Die schwedische Songschreiberin Sophie Zelmani genießt ihr Leben in der beschaulichen Provinz

Man würde sie gern mal dort draußen treffen, auf dieser vielleicht 3000-Seelen-lnsel, eine Stunde von Stockholm entfernt. Wo alles „langsamer und einfacher“ ist. Wo Sophie Zelmani es schon aufregend findet, wenn sie die Autos wiedererkennt, die an ihrem Haus vorbeifahren. Wo die Hauptattraktion ein Restaurant mit Karaoke-Betrieb ist. „Alle singen dort, nur ich nicht“, sagt die brünette Schwedin und lacht kurz auf. Ein spöttischer Zug umspielt dann ihren schönen Mund, grüne Augen flackern unter zuviel Schminke. Doch jetzt hockt die junge Frau in Hamburgs neuestem Designer-Hotel, wo sie mit ihren Pippi-Zöpfen ähnlich verloren wirkt wie der alte Lederball hinter Glas in der Lobby. Noch. Es ist das letzte Gespräch für heute. Vielleicht lacht sie deshalb öfter, als zu vermuten war. Die Zelmani gilt ja als schwieriger Fall für Promotion-Routine, als etwas sozialverträglichere Variante der schweigenden Landsfrau Stina Nordenstam. Zelmani spricht und sagt, „Rache“ sei immer noch das Hauptmotiv vieler ihrer hingehauchtzitterten Folk/Country-Songs. Was anmutet, als würde Elvis Costello behaupten, Vergebung sei die Triebfeder seines Schaffens. Ihre Songs klingen wie eine unendliche zärtliche Umarmung. Aber die kann ja auch besonders süß und grausam sein.

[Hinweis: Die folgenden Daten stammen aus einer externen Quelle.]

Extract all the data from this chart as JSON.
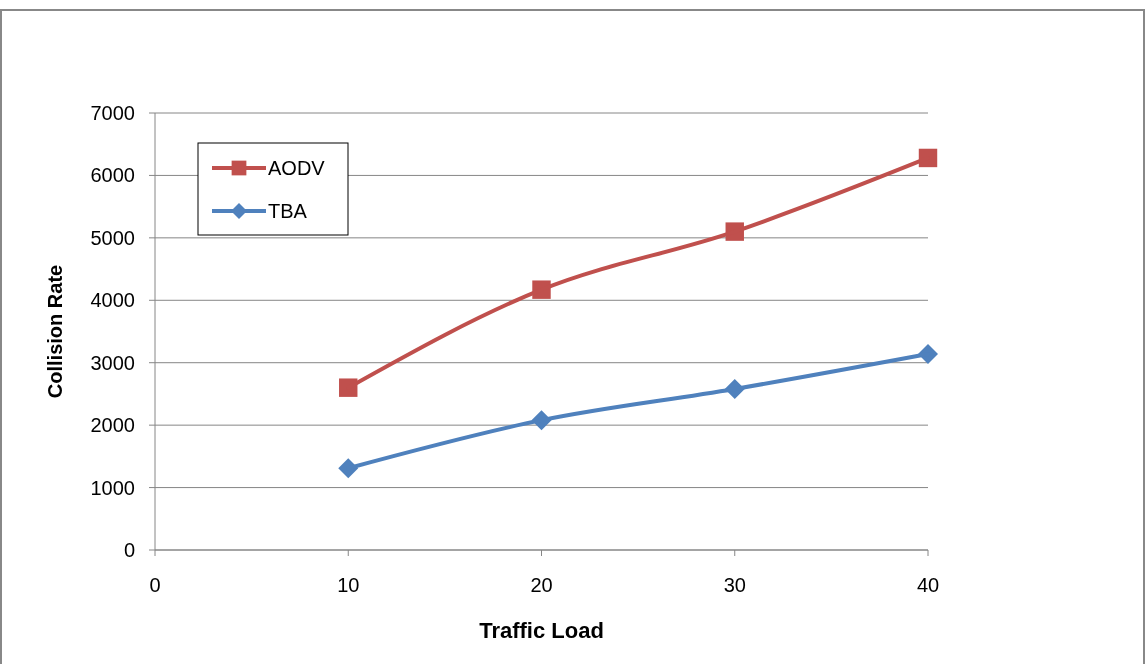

„Love Affair“, das neue Album, ist ihr fünftes seit 1995. Damals hatte sie gar keine Platten, heute eine größere Sammlung. „Alles wird bedeutungslos, wenn du anfängst zu vergleichen“, seufzt Zelmani.“ Gerade hört sie viel Charlie Rich, „der klingt wie Elvis“, ein paar schwedische Bands, auch Lisa Miskovsky und „immer Bob Dylan„. Treuer ist nur noch Lars Halapi, ihr Multi-Instrumentalist und Produzent, der vom Start weg immer zur Stelle war, wenn Zelmani mal wieder einen Haufen Songs beisammen hatte, die ihre Schwester als wichtigste A&R-Instanz passiert hatten. „Ich glaube nicht, dass ich von allein woanders hingehen würde. Das würde ich mich kaum trauen. Außerdem freue ich mich immer noch darauf, wieder mit Lars zu arbeiten. Er ist der Hauptgrund, es überhaupt zu tun.“ Aber leichter ist es nicht geworden. „Normalerweise arbeiten wir zwei Wochen durch. Hinter verschlossenen Türen. Diesmal war es Stückwerk, ich wusste manchmal nicht mehr, wo wir gerade stehen. Irgendwas fühlte sich falsch an. Vermutlich, weil wir nebenher unser normales Leben weiterführten, jede Nacht nach dem Studio nach Hause gingen.“ Dort draußen, sagt Sophie Zelmani, kenne sie viele Leute, mit denen sie mal einen Kaffee trinke, man lerne dort „mehr über das Leben der Leute“. Aber die meisten wüssten wiederum nicht, dass sie Sängerin sei. Dabei sind ihre Platten doch überall zu haben, eine Stunde entfernt, in Stockholm.